In this study, interest in education, assistance for self-directed learning, and feedback satisfaction were measured using numerical rating scales. For each question, assessing interest in education, a response of “strongly confident” and “not confident at all” accounts for 10 and 0 points, respectively. A higher total score indicates a higher level of interest in education. Moreover, for each question assessing assistance for self-directed learning, a response of “very helpful” and “not helpful at all” account for 10 and 0 points, respectively. A high score indicates a high level of self-directed learning Finally, for each question assessing feedback satisfaction, a response of “very satisfied” and “not satisfied at all” account for 10 and 0 points, respectively.
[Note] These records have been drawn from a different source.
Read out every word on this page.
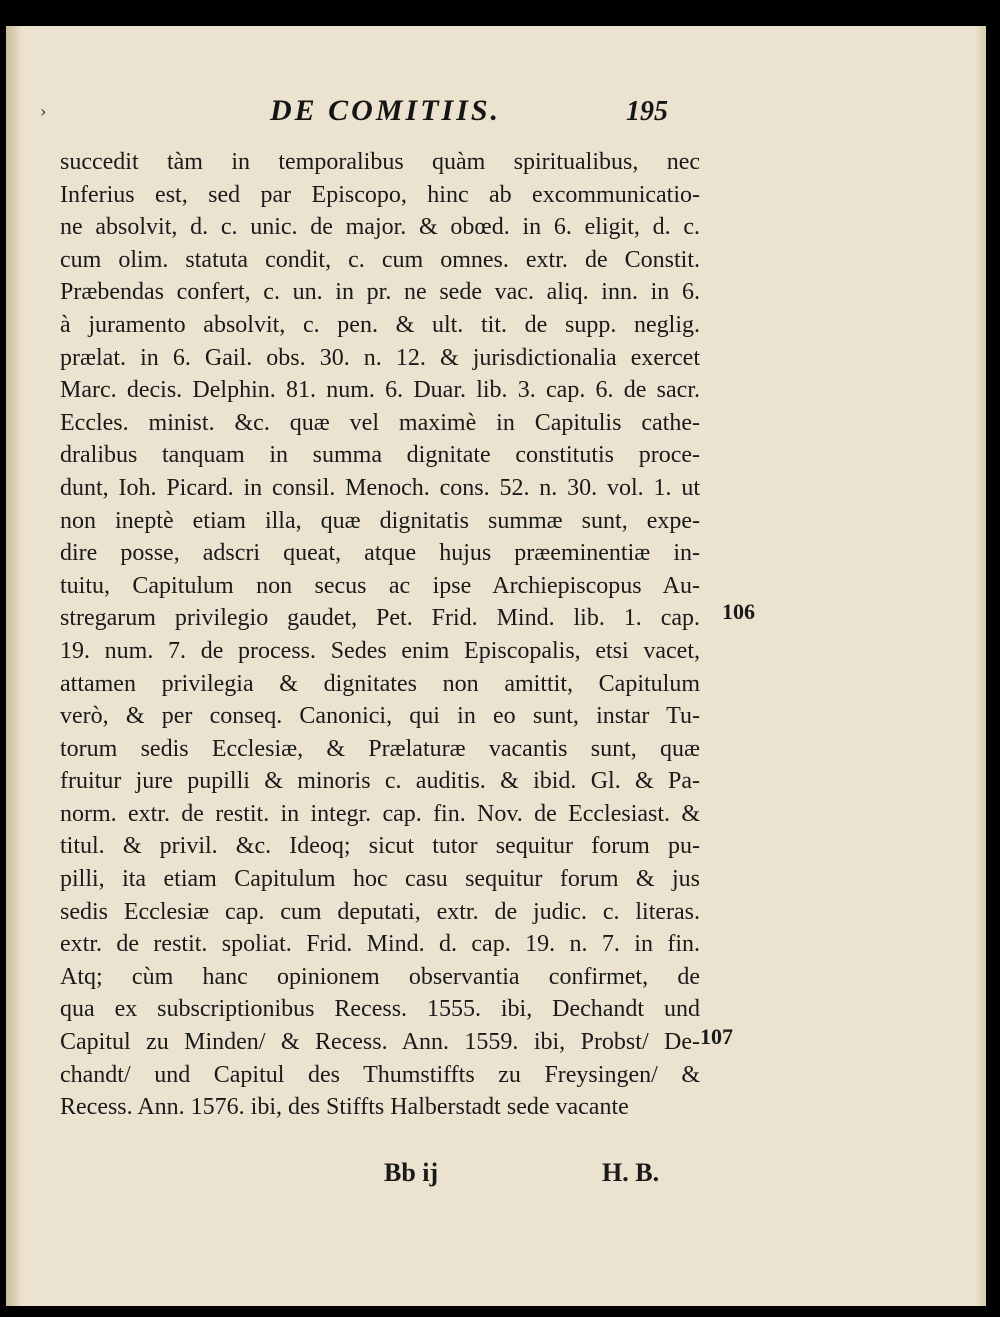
›	DE COMITIIS.	195
succedit tàm in temporalibus quàm spiritualibus, nec
Inferius est, sed par Episcopo, hinc ab excommunicatio-
ne absolvit, d. c. unic. de major. & obœd. in 6. eligit, d. c.
cum olim. statuta condit, c. cum omnes. extr. de Constit.
Præbendas confert, c. un. in pr. ne sede vac. aliq. inn. in 6.
à juramento absolvit, c. pen. & ult. tit. de supp. neglig.
prælat. in 6. Gail. obs. 30. n. 12. & jurisdictionalia exercet
Marc. decis. Delphin. 81. num. 6. Duar. lib. 3. cap. 6. de sacr.
Eccles. minist. &c. quæ vel maximè in Capitulis cathe-
dralibus tanquam in summa dignitate constitutis proce-
dunt, Ioh. Picard. in consil. Menoch. cons. 52. n. 30. vol. 1. ut
non ineptè etiam illa, quæ dignitatis summæ sunt, expe-
dire posse, adscri queat, atque hujus præeminentiæ in-
tuitu, Capitulum non secus ac ipse Archiepiscopus Au-
stregarum privilegio gaudet, Pet. Frid. Mind. lib. 1. cap.
19. num. 7. de process. Sedes enim Episcopalis, etsi vacet,
attamen privilegia & dignitates non amittit, Capitulum
verò, & per conseq. Canonici, qui in eo sunt, instar Tu-
torum sedis Ecclesiæ, & Prælaturæ vacantis sunt, quæ
fruitur jure pupilli & minoris c. auditis. & ibid. Gl. & Pa-
norm. extr. de restit. in integr. cap. fin. Nov. de Ecclesiast. &
titul. & privil. &c. Ideoq; sicut tutor sequitur forum pu-
pilli, ita etiam Capitulum hoc casu sequitur forum & jus
sedis Ecclesiæ cap. cum deputati, extr. de judic. c. literas.
extr. de restit. spoliat. Frid. Mind. d. cap. 19. n. 7. in fin.
Atq; cùm hanc opinionem observantia confirmet, de
qua ex subscriptionibus Recess. 1555. ibi, Dechandt und
Capitul zu Minden/ & Recess. Ann. 1559. ibi, Probst/ De-
chandt/ und Capitul des Thumstiffts zu Freysingen/ &
Recess. Ann. 1576. ibi, des Stiffts Halberstadt sede vacante
106
107
Bb ij	H. B.
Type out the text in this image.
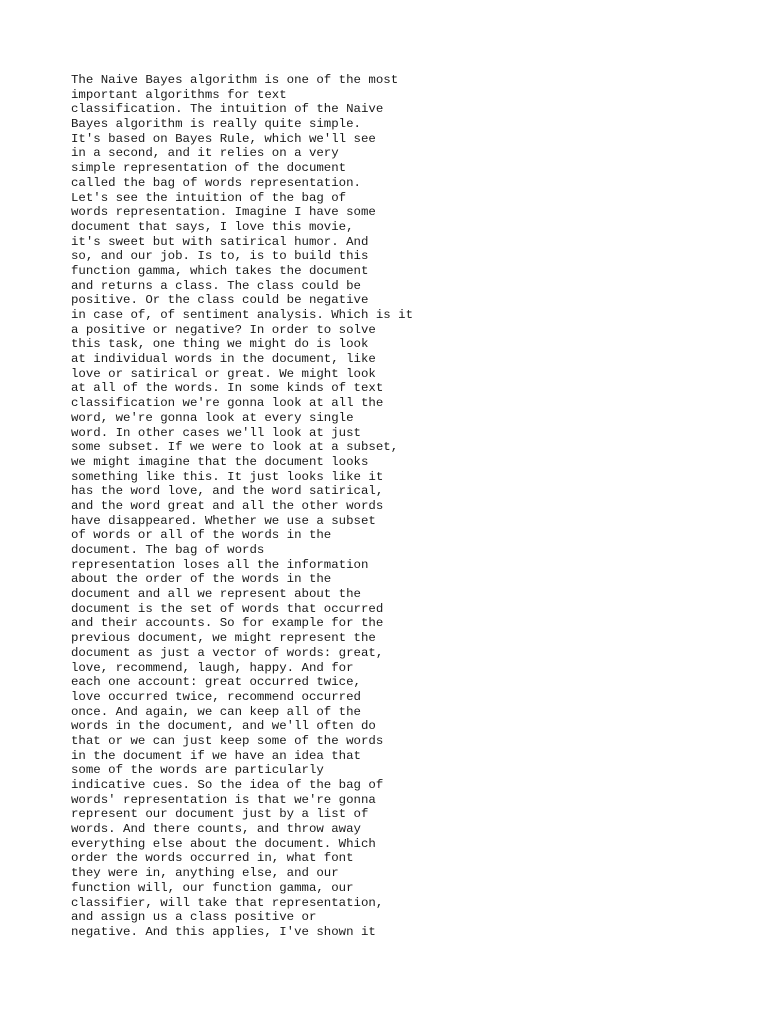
The Naive Bayes algorithm is one of the most
important algorithms for text
classification. The intuition of the Naive
Bayes algorithm is really quite simple.
It's based on Bayes Rule, which we'll see
in a second, and it relies on a very
simple representation of the document
called the bag of words representation.
Let's see the intuition of the bag of
words representation. Imagine I have some
document that says, I love this movie,
it's sweet but with satirical humor. And
so, and our job. Is to, is to build this
function gamma, which takes the document
and returns a class. The class could be
positive. Or the class could be negative
in case of, of sentiment analysis. Which is it
a positive or negative? In order to solve
this task, one thing we might do is look
at individual words in the document, like
love or satirical or great. We might look
at all of the words. In some kinds of text
classification we're gonna look at all the
word, we're gonna look at every single
word. In other cases we'll look at just
some subset. If we were to look at a subset,
we might imagine that the document looks
something like this. It just looks like it
has the word love, and the word satirical,
and the word great and all the other words
have disappeared. Whether we use a subset
of words or all of the words in the
document. The bag of words
representation loses all the information
about the order of the words in the
document and all we represent about the
document is the set of words that occurred
and their accounts. So for example for the
previous document, we might represent the
document as just a vector of words: great,
love, recommend, laugh, happy. And for
each one account: great occurred twice,
love occurred twice, recommend occurred
once. And again, we can keep all of the
words in the document, and we'll often do
that or we can just keep some of the words
in the document if we have an idea that
some of the words are particularly
indicative cues. So the idea of the bag of
words' representation is that we're gonna
represent our document just by a list of
words. And there counts, and throw away
everything else about the document. Which
order the words occurred in, what font
they were in, anything else, and our
function will, our function gamma, our
classifier, will take that representation,
and assign us a class positive or
negative. And this applies, I've shown it
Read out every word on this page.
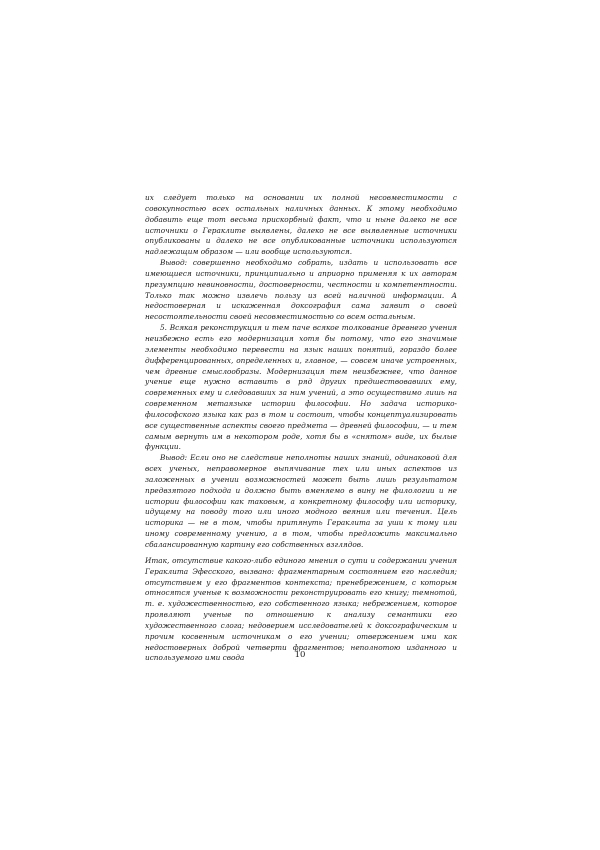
их следует только на основании их полной несовместимости с совокупностью всех остальных наличных данных. К этому необходимо добавить еще тот весьма прискорбный факт, что и ныне далеко не все источники о Гераклите выявлены, далеко не все выявленные источники опубликованы и далеко не все опубликованные источники используются надлежащим образом — или вообще используются.

Вывод: совершенно необходимо собрать, издать и использовать все имеющиеся источники, принципиально и априорно применяя к их авторам презумпцию невиновности, достоверности, честности и компетентности. Только так можно извлечь пользу из всей наличной информации. А недостоверная и искаженная доксография сама заявит о своей несостоятельности своей несовместимостью со всем остальным.

5. Всякая реконструкция и тем паче всякое толкование древнего учения неизбежно есть его модернизация хотя бы потому, что его значимые элементы необходимо перевести на язык наших понятий, гораздо более дифференцированных, определенных и, главное, — совсем иначе устроенных, чем древние смыслообразы. Модернизация тем неизбежнее, что данное учение еще нужно вставить в ряд других предшествовавших ему, современных ему и следовавших за ним учений, а это осуществимо лишь на современном метаязыке истории философии. Но задача историко-философского языка как раз в том и состоит, чтобы концептуализировать все существенные аспекты своего предмета — древней философии, — и тем самым вернуть им в некотором роде, хотя бы в «снятом» виде, их былые функции.

Вывод: Если оно не следствие неполноты наших знаний, одинаковой для всех ученых, неправомерное выпячивание тех или иных аспектов из заложенных в учении возможностей может быть лишь результатом предвзятого подхода и должно быть вменяемо в вину не филологии и не истории философии как таковым, а конкретному философу или историку, идущему на поводу того или иного модного веяния или течения. Цель историка — не в том, чтобы притянуть Гераклита за уши к тому или иному современному учению, а в том, чтобы предложить максимально сбалансированную картину его собственных взглядов.

Итак, отсутствие какого-либо единого мнения о сути и содержании учения Гераклита Эфесского, вызвано: фрагментарным состоянием его наследия; отсутствием у его фрагментов контекста; пренебрежением, с которым относятся ученые к возможности реконструировать его книгу; темнотой, т. е. художественностью, его собственного языка; небрежением, которое проявляют ученые по отношению к анализу семантики его художественного слога; недоверием исследователей к доксографическим и прочим косвенным источникам о его учении; отвержением ими как недостоверных доброй четверти фрагментов; неполнотою изданного и используемого ими свода	10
A higher total score indicates a higher level of feedback satisfaction.
Data collection
Data were collected between November 3 and 16, 2021. Due to the recurrence of COVID-19, this study was conducted using non-face-to-face video lectures. The experimental and control groups completed an online pre-test questionnaire prior to the commencement of the video lectures. The experimental group attended both the video and chatbot lectures, whereas the control group only attended the video lectures. A video lecture was approximately 32 min long with a professor delivering a unidirectional lecture without obtaining feedback. The learning goals of these video lectures were as follows: 1) explaining the purpose and method of EFM, 2) interpreting the results of EFM during labor, 3) understanding the purpose of the nonstress test and performing it by manipulating the device, 4) explaining the purpose, method, and results of the contraction stress test, and 5) applying nursing procedures in the presence of fetal distress. The control group submitted the post-test questionnaires online after the video lectures, following which, they were allowed to attend the chatbot lectures. Meanwhile, the experimental group submitted the post-test questionnaires after the video and chatbot lectures.
Statistical analysis
Collected data were analyzed using SPSS/WIN 23. A Shapiro–wilk test was performed to test the normality of variables before applying the program. Pre-test homogeneity testing of the participants’ general characteristics and measurement variables was performed using chi-squared tests, Fisher’s exact tests, and t-tests. After the intervention, independent t-tests were performed to compare the differences in knowledge, clinical reasoning competency, interest in education, self-directed learning, and feedback satisfaction between the experimental and control groups.
Ethical considerations
This study was conducted after obtaining an approval from the Institutional Review Board of Dongnam Health University (1044371–202109-HR-006–01). Instructions on study participation and a consent form were attached to the questionnaire, and data were collected after explaining the study to the participants. The consent form provided information regarding voluntary participation, assurance of confidentiality, and the scope of the application of the study’s results. Moreover, the participants were assured that they could withdraw participation at any time and it would not affect their grades. Additionally, they were informed that the program would not invade their privacy.